Cannabis grown outside Ramaphosa's office uprooted

South African police have uprooted cannabis plants grown outside the offices of President Cyril Ramaphosa and have arrested their owner - the leader of the Khoisan community.

King Khoisan, wearing a traditional loincloth, held on to a shoulder-height plant as police dragged it across the presidential lawn in the capital Pretoria.

King Khoisan and a small group of his supporters had been living in tents they had put up at the Union Buildings - the seat of government - since 2018.

They had vowed to remain at the site until President Ramaphosa met them to discuss their demand for the official recognition of their languages.

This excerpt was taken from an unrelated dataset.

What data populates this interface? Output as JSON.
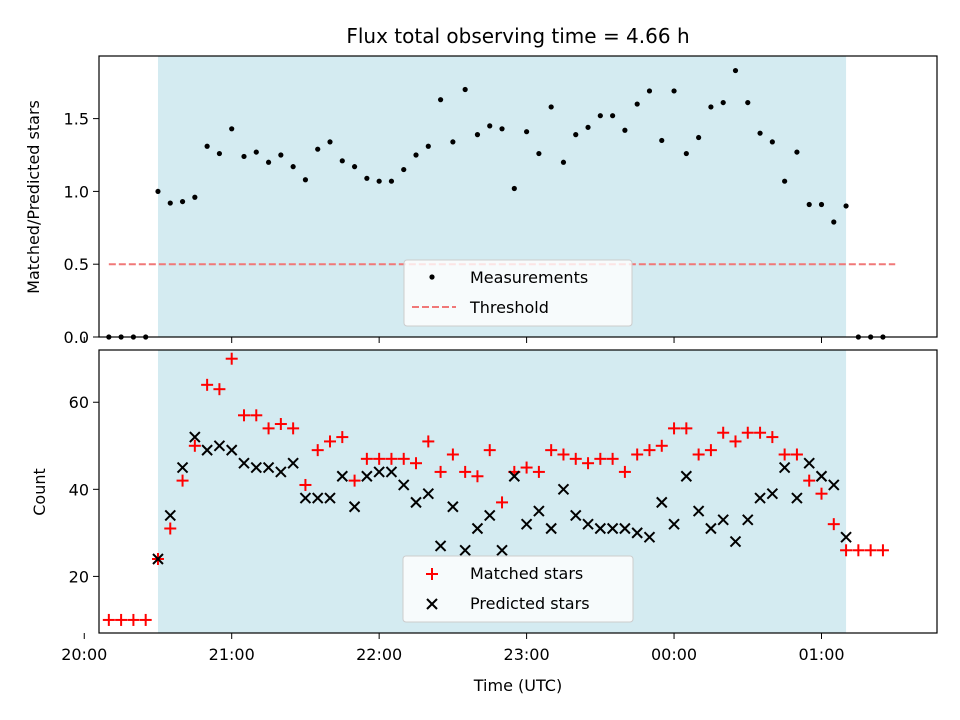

"I am very cross. We've been here since November 2018 and Ramaphosa has never even taken a minute of his time to address or acknowledge our presence. Yet they now bring in police to torment us," the king's wife, Queen Cynthia, was quoted by the local IOL news site as saying.

Around two dozen officers - some in riot gear, others mounted on horseback and some with sniffer dogs - raided the small group, AFP reports.

"The king tried by all means to prevent the police from taking out the plants but four policemen dragged him out of the garden to the Nelson Mandela statue," Queen Cynthia was quoted by IOL as saying.

"We've been using dagga for medicinal purposes for a very long time and people come to us when they are sick on a daily basis."

South Africa's highest court decriminalised cannabis for private and personal use in 2018.

The Khoisan are South Africa's oldest inhabitants but they say they have often found themselves marginalised and dispossessed.